By Emma Goss, ICB Reporter
 
A gap year program in Israel may end after 12 months, but participants say the experiences that they bring back to campus endure throughout their college careers.
Ariella Axler, a sophomore at Stanford University, said that she was already very supportive of Israel prior to participating in a Young Judaea gap year program before starting Stanford.
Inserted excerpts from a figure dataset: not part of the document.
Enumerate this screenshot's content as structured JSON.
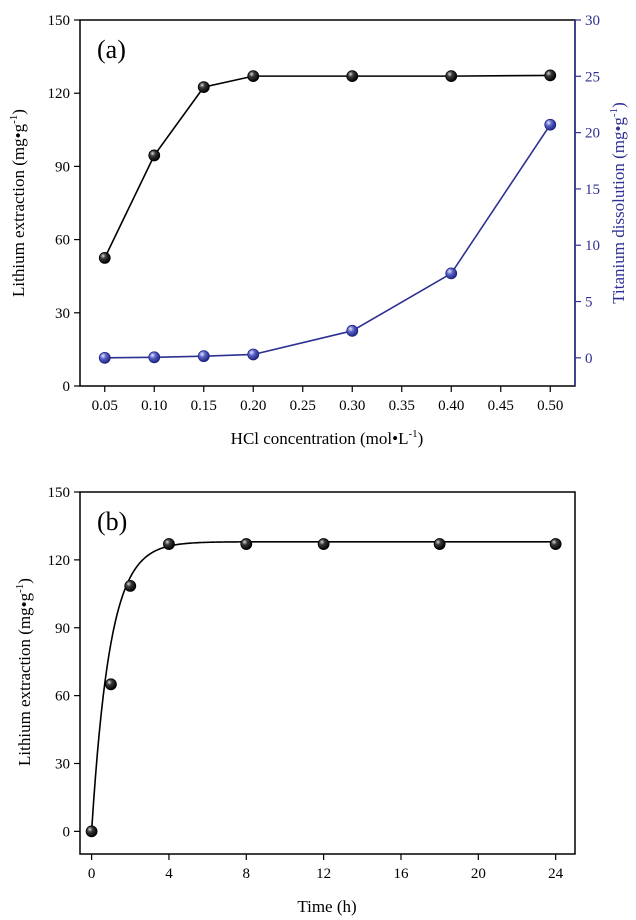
{
  "chart_data": [
    {
      "type": "scatter",
      "panel_label": "(a)",
      "xlabel": "HCl concentration (mol•L",
      "xlabel_sup": "-1",
      "xlabel_end": ")",
      "x_ticks": [
        "0.05",
        "0.10",
        "0.15",
        "0.20",
        "0.25",
        "0.30",
        "0.35",
        "0.40",
        "0.45",
        "0.50"
      ],
      "xlim": [
        0.025,
        0.525
      ],
      "ylabel_left": "Lithium extraction  (mg•g",
      "ylabel_left_sup": "-1",
      "ylabel_left_end": ")",
      "ylim_left": [
        0,
        150
      ],
      "y_ticks_left": [
        "0",
        "30",
        "60",
        "90",
        "120",
        "150"
      ],
      "ylabel_right": "Titanium dissolution  (mg•g",
      "ylabel_right_sup": "-1",
      "ylabel_right_end": ")",
      "ylim_right": [
        -2.5,
        30
      ],
      "y_ticks_right": [
        "0",
        "5",
        "10",
        "15",
        "20",
        "25",
        "30"
      ],
      "series": [
        {
          "axis": "left",
          "color": "#000000",
          "x": [
            0.05,
            0.1,
            0.15,
            0.2,
            0.3,
            0.4,
            0.5
          ],
          "values": [
            52.5,
            94.5,
            122.5,
            127,
            127,
            127,
            127.3
          ]
        },
        {
          "axis": "right",
          "color": "#2e3192",
          "x": [
            0.05,
            0.1,
            0.15,
            0.2,
            0.3,
            0.4,
            0.5
          ],
          "values": [
            0.0,
            0.05,
            0.15,
            0.3,
            2.4,
            7.5,
            20.7
          ]
        }
      ]
    },
    {
      "type": "scatter",
      "panel_label": "(b)",
      "xlabel": "Time (h)",
      "x_ticks": [
        "0",
        "4",
        "8",
        "12",
        "16",
        "20",
        "24"
      ],
      "xlim": [
        -0.6,
        25
      ],
      "ylabel": "Lithium extraction (mg•g",
      "ylabel_sup": "-1",
      "ylabel_end": ")",
      "ylim": [
        -10,
        150
      ],
      "y_ticks": [
        "0",
        "30",
        "60",
        "90",
        "120",
        "150"
      ],
      "series": [
        {
          "color": "#000000",
          "x": [
            0,
            1,
            2,
            4,
            8,
            12,
            18,
            24
          ],
          "values": [
            0,
            65,
            108.5,
            127,
            127,
            127,
            127,
            127
          ]
        }
      ],
      "fit": {
        "type": "exponential",
        "plateau": 128,
        "rate": 1.05
      }
    }
  ]
}
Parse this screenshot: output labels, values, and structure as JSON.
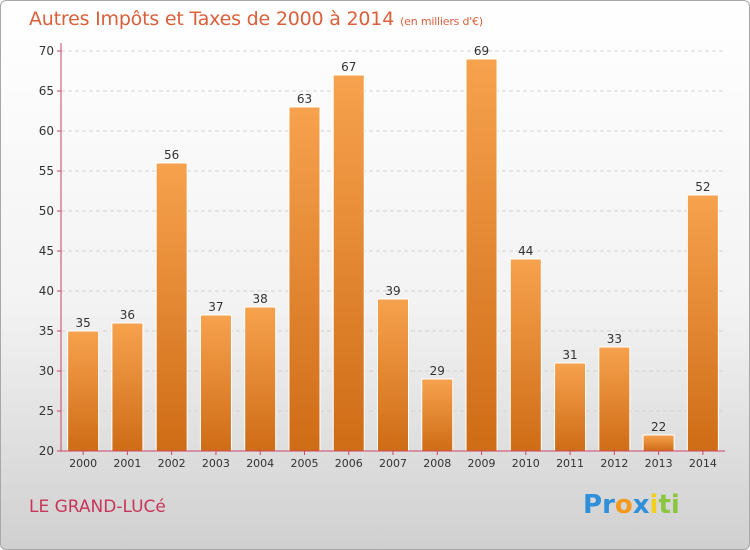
{
  "header": {
    "title": "Autres Impôts et Taxes de 2000 à 2014",
    "subtitle": "(en milliers d'€)"
  },
  "footer": {
    "city": "LE GRAND-LUCé",
    "logo_letters": [
      {
        "ch": "P",
        "color": "#2f8fd8"
      },
      {
        "ch": "r",
        "color": "#2f8fd8"
      },
      {
        "ch": "o",
        "color": "#f29a1d"
      },
      {
        "ch": "x",
        "color": "#2f8fd8"
      },
      {
        "ch": "i",
        "color": "#f2cf1d"
      },
      {
        "ch": "t",
        "color": "#8cc63f"
      },
      {
        "ch": "i",
        "color": "#8cc63f"
      }
    ]
  },
  "chart_data": {
    "type": "bar",
    "categories": [
      "2000",
      "2001",
      "2002",
      "2003",
      "2004",
      "2005",
      "2006",
      "2007",
      "2008",
      "2009",
      "2010",
      "2011",
      "2012",
      "2013",
      "2014"
    ],
    "values": [
      35,
      36,
      56,
      37,
      38,
      63,
      67,
      39,
      29,
      69,
      44,
      31,
      33,
      22,
      52
    ],
    "ylim": [
      20,
      70
    ],
    "yticks": [
      20,
      25,
      30,
      35,
      40,
      45,
      50,
      55,
      60,
      65,
      70
    ],
    "grid": true,
    "colors": {
      "bar_top": "#f7a24e",
      "bar_bottom": "#cf6c16",
      "bar_edge": "#ffffff",
      "grid": "#d2d2d2",
      "axis": "#cc4466",
      "label": "#333333"
    }
  }
}
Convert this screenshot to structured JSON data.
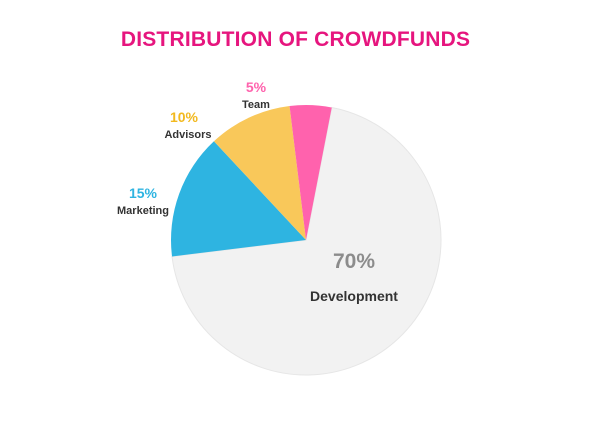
{
  "chart_data": {
    "type": "pie",
    "title": "DISTRIBUTION OF CROWDFUNDS",
    "slices": [
      {
        "name": "Development",
        "value": 70,
        "label": "70%",
        "color": "#f2f2f2",
        "label_color": "#8c8c8c"
      },
      {
        "name": "Marketing",
        "value": 15,
        "label": "15%",
        "color": "#2eb4e1",
        "label_color": "#2eb4e1"
      },
      {
        "name": "Advisors",
        "value": 10,
        "label": "10%",
        "color": "#f9c85a",
        "label_color": "#f2b91f"
      },
      {
        "name": "Team",
        "value": 5,
        "label": "5%",
        "color": "#ff62ad",
        "label_color": "#ff62ad"
      }
    ],
    "legend": "none",
    "title_color": "#e6157e"
  }
}
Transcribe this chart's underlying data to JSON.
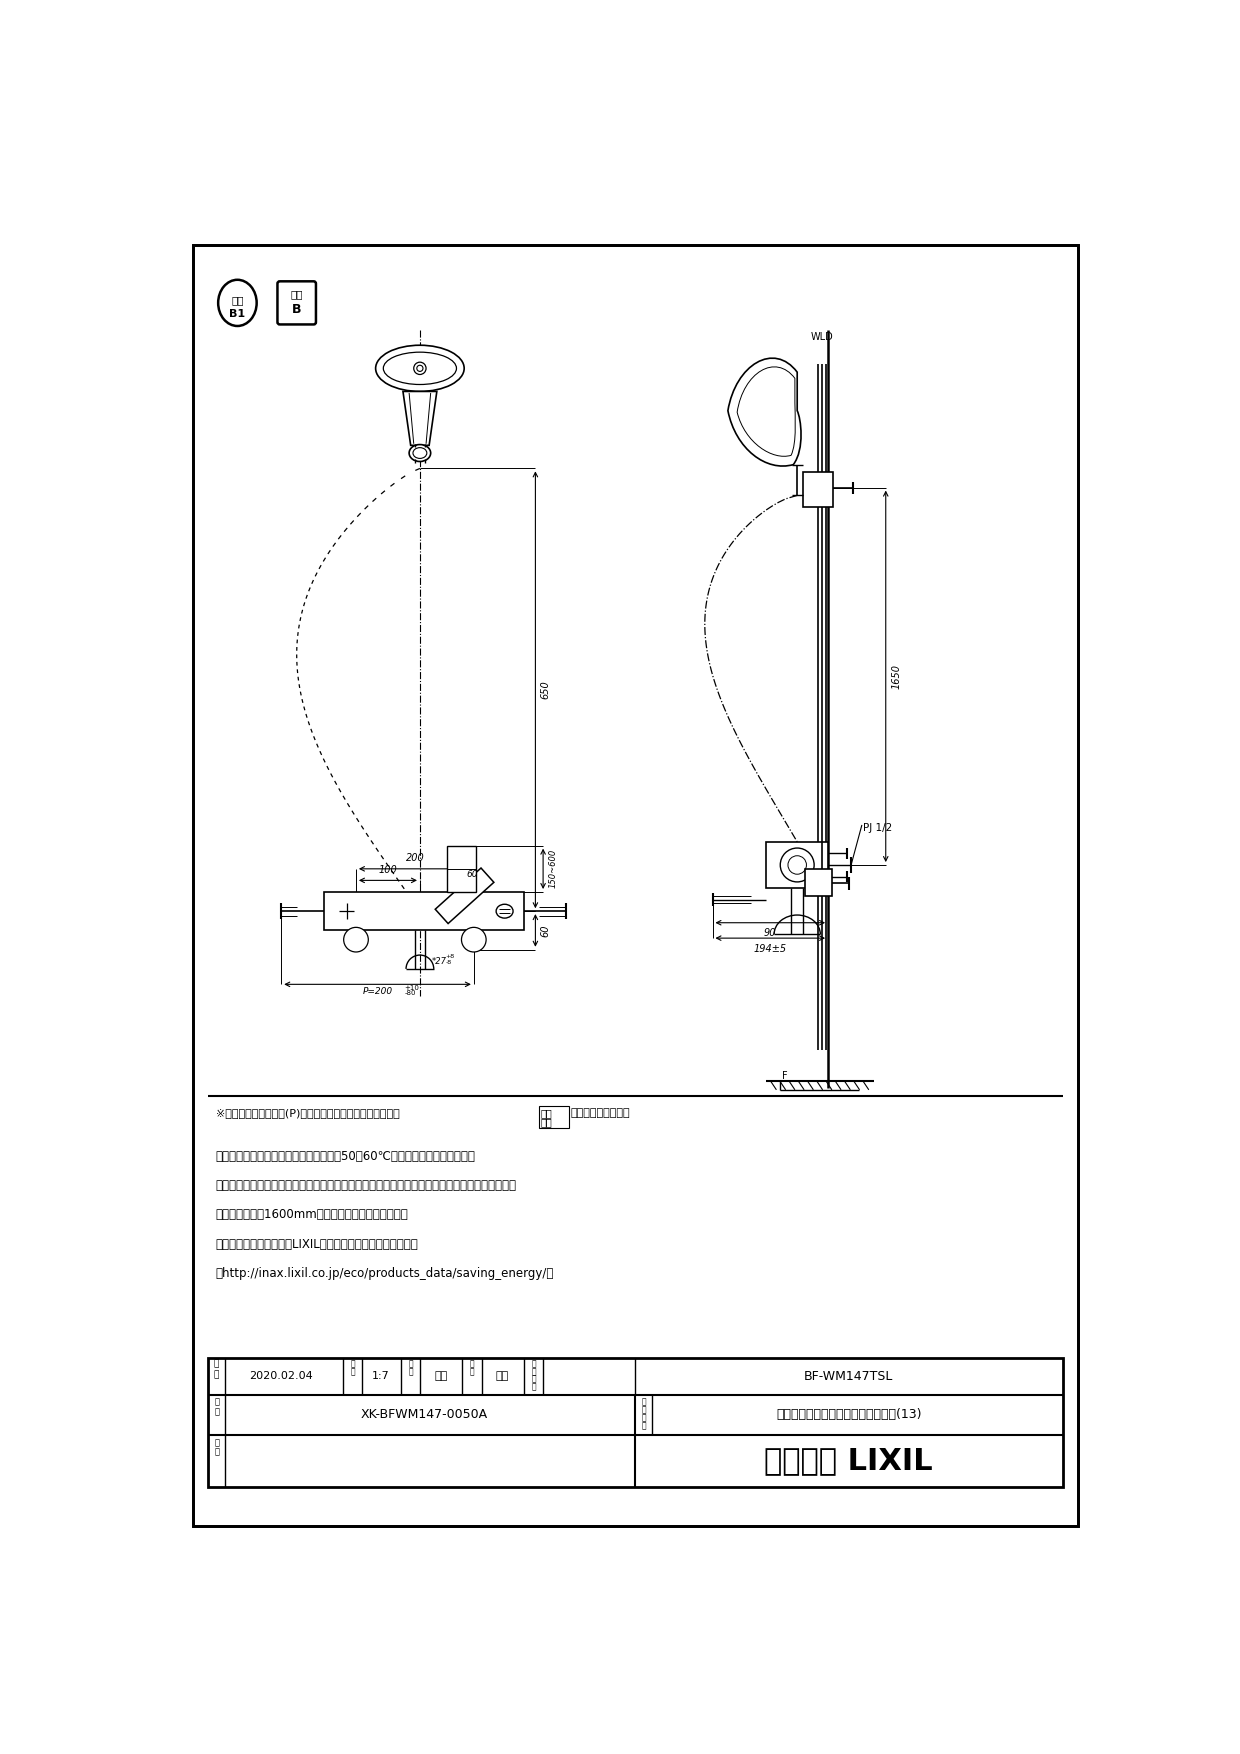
{
  "border_color": "#000000",
  "background_color": "#ffffff",
  "line_color": "#000000",
  "notes": [
    "・適温の湯を出すためには給湯器の温度50～60℃の設定をおすすめします。",
    "・シャワーヘッドは乱暴に扱わないで下さい。メッキがはがれて、ケガをする恐れがあります。",
    "・（ホース長さ1600mm。温度調節ハンドル調整要）",
    "・節湯記号については、LIXILホームページを参照ください。",
    "（http://inax.lixil.co.jp/eco/products_data/saving_energy/）"
  ],
  "note_symbol": "＊印寸法は配管ピッチ(P)が最大～最小の場合を（標準寸法 最大 最小）で示しています。",
  "date_label": "日付",
  "date_value": "2020.02.04",
  "scale_label": "尺度",
  "scale_value": "1:7",
  "draw_label": "製図",
  "draw_value": "金山",
  "check_label": "検図",
  "check_value": "岐崎",
  "part_no_label": "品番",
  "part_no_value": "BF-WM147TSL",
  "fig_no_label": "図番",
  "fig_no_value": "XK-BFWM147-0050A",
  "part_name_label": "品名",
  "part_name_value": "サーモスタット付シャワーバス水栓(13)",
  "remarks_label": "備考",
  "company_name": "株式会社LIXIL"
}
Returning from the program has “made me more excited to share my thoughts with people," she said. "I’m not necessarily an advocate, but more of a cultural representative of Israel.” 
 
Axler said that Israel is a “very politicized” subject at Stanford, where each year Stanford Students for Palestinian Equal Rights (SPER) urges the University to divest from companies that support Israel.
 
According to Stanford junior Noah Linfield, the divestment initiatives “definitely wore out a lot of Jewish students,” but Linfield’s decision to go on a gap year to Israel mid-college gave him the fuel to sustain his strong support of Israel on campus.
 
While most students who participate in gap year programs go before starting college, Linfield went to Israel after his sophomore year, studying at Yeshivat Har Etzion
 
Linfield said that taking a break to study in Israel gave him a new perspective and “a new resolve to come back to campus and be involved in any way I can. I’m looking forward to going back [to campus] and getting involved.”
 
Students who study for a year at Israeli yeshivas and religious seminaries typically learn about Israel through a religious lens, yet many students also bring back to the United States an enhanced understanding of Israeli political and cultural issues.
 
At the University of Maryland, sophomore Naham Shapiro, who spent a year studying at Yeshivat Maale Gilboa and is president of Shalom Zionists of University of Maryland (SHAZAM), said that although he went on a religious gap year program, his energies on campus are focused on advocating for Israel in a political, nonreligious context.
 
“The Jewish community at the University of Maryland is very much dominated by the Orthodox, and many of the various Jewish or Israel groups are centered in Hillel," Shapiro said. SHAZAM, he said, seeks to engage a broader cross-section of the campus community.
 
According to Linfield, who also went to Israel for religious studies, some yeshivas work to encourage students to advocate for Israel both on spiritual and political levels. 
 
“There were several classes and programs that focused on college advocacy and transferring what we’ve learned at the yeshiva back to campus, both in terms of current Israeli-Palestinian issues” in addition to Jewish issues, he said.
 
Often students enter their college campuses post-gap year as independent Israel advocates, without a strong support network.
 
Columbia University sophomore Joshua Fattal was studying at Yeshivat Har Etzion when he spearheaded Engaging Washington from Abroad (EWFA), a program designed to prepare students on gap year programs to become campus leaders in Israel advocacy through continued contact and meetings with peers from other gap year programs.
 
Fattal started EWFA in November, 2010, when he, along with friends and support from AIPAC, reached out to hundreds of students on gap year programs in Israel, and brought approximately 150 students to hear a presentation by AIPAC's director of leadership development, Jonathan Kessler.
 
Fattal said the initial meeting in Jerusalem was “a stepping-off point” for future meetings among gap-year graduates back in the US. This network helps students who advocate for Israel on their college campuses feel like they are part of a larger group of like-minded people.
 
Columbia sophomore Daniel Cohen who also was involved in the creation of EWFA, said that when students start college after a gap year program, they often feel more confident in advocating for Israel because, at least for a year, Israel was their home.
 
“You were there, you saw it on the ground, you made your conclusions. You feel much more qualified to tell yourself that you can be an activist on campus than if you’re just popping out of high school and being told Israel is awesome,” Cohen said. “You feel much more empowered.”